Lately in my live play, I have been playing in a lot of very loose games. This is mostly at $6/$12 and $8/$16 (which lately have been even looser than my past experience), but even at $20/$40. In fact all games in my last 15-20 session hours have been noticeably loose.
If you play in loose games, you have to be prepared to take bad beats. Pots will be large to gigantic, and expect to take very large swings in your chip stack. In these types of games, you will also be able to "correctly" put a bad beat on your opponents, though likely not as often as you will receive bad beats.
Also expect to see some ridiculous calls on the river where the bettor shows a hand like Q high or J high, or bottom pair of deuces and wins a pot larger than 10BB.
The hands that I had a lot of trouble with lately are the high mid pairs 99, TT and the low premium pairs JJ, QQ.
The problem that I have with the high mid pairs usually comes from the following slightly unusual situation of a loose game:
- It is folded to me in MP+1, MP+2, or the CO and I find 99 or TT (the unusual part is that so many people folded in front of me, but it has been happening about once every session on average), I raise and everyone behind me calls.

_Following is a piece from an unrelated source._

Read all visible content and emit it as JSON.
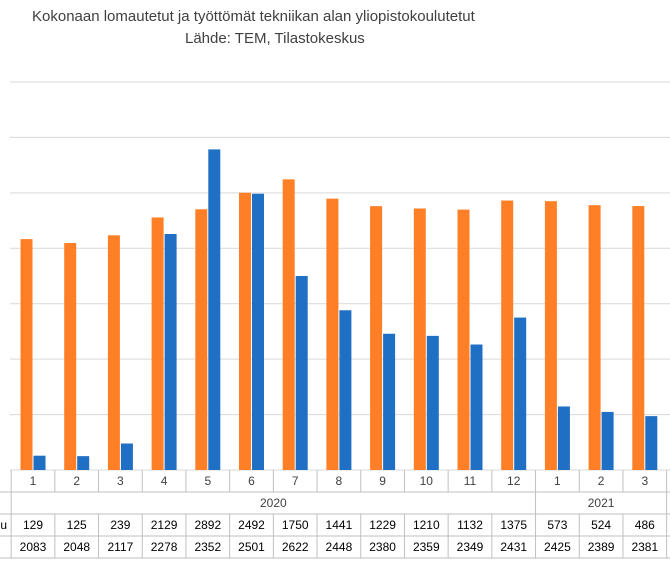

I prefer to limp with anything less than a premium pair in a loose game, but since there are only 3-5 people behind me, I almost always tend to raise to cut down the field. However, in these loose games a single raise has very little impact; the players only consider their starting cards before deciding whether or not they want to see a flop.
- Flop: 1 overcard, 2 lower connected cards and a flush draw is a very frequent flop to get in this situation. This is a very difficult hand to win without improving to a set. I will still often put in a bet on this flop. Depending on the bettor, I may raise this flop, but will not put any more into the pot unless I improve (which pretty much means hitting a 2 outer) (unless I can get it headsup with a rare weak or incredibly loose opponent ). I will often fold to a single bet, and almost always to a flop raise in front of me.
The problem with the low premium pair typical comes from the following type of situation.
- I raise preflop with JJ or QQ, and see the flop with 5 or 6 opponents. The difficult situation typically seems to be when I flop an overpair, but the 3 board cards are fairly coordinated, and despite whatever action happens on the flop, the turn will often be seen by 4-5 people. When an A or K comes on the turn with 2 flush draws, I really start to hate my hand. On the river, if there is 1 overcard, a 3 flush and/or 3 to a straight, it is not a welcome sight to see one of my opponents betting out for the first time in the hand. I will usually still call if I don't expect anyone else to. If there is already a caller, I will usually fold unless the caller is ridiculously loose and/or the bettor is very loose or a very frequent bluffer. I probably would not cold call a raise without stupendous pot odds. (fortunately I haven't had to make this decision lately)
From these two types of scenarios, I will typically lose 2.5-3.5 big bets. It is quite common to ~not~ flop a set a dozen times in a row, so some sessions feel truly awful if you don't win any big pots from other situations. Even if this only happens a couple of times in an hour, if you don't win any pots during that time, it is easy to be down 10-15BB (after taking and/or defending your blinds)
These loose games that have 5-7 people seeing a flop for 1 or 2 bets seems to favor suited connectors (0 or 1 gappers) and any pocket pair. Then give up on the flop without improvement.
I find these types of games are only fun because the people tend to be cheerful, chatty and/or excited, and it is actually exciting to see monster pots. Strategy is very simple, and it doesn't take much thought to play.
Big unsuited A's like ATo, AJo and often even AQo are not very good hands. You must hit the flop, and often you must hit it very hard or improve on the later streets to win. AJo is a particularly lousy hand to raise with in these games. I almost always throw it away in early position in a loose game where I expect to see the flop with 5-6 players no matter what the preflop action is.
In a loose game I much rather have 78s than AJo. (in games where there will often be 3-5 people that see the river)
Over long session hours, these are easy games to beat. When you make a few monster hands and win huge pots, the game seems incredibly easy. Other times, it seems like an eternity since the last time you won a pot. It is important to maintain good starting hand selection, and not go on tilt (and start raising with hands like ATo when you know you will, at least, be called 4-5 ways to the flop).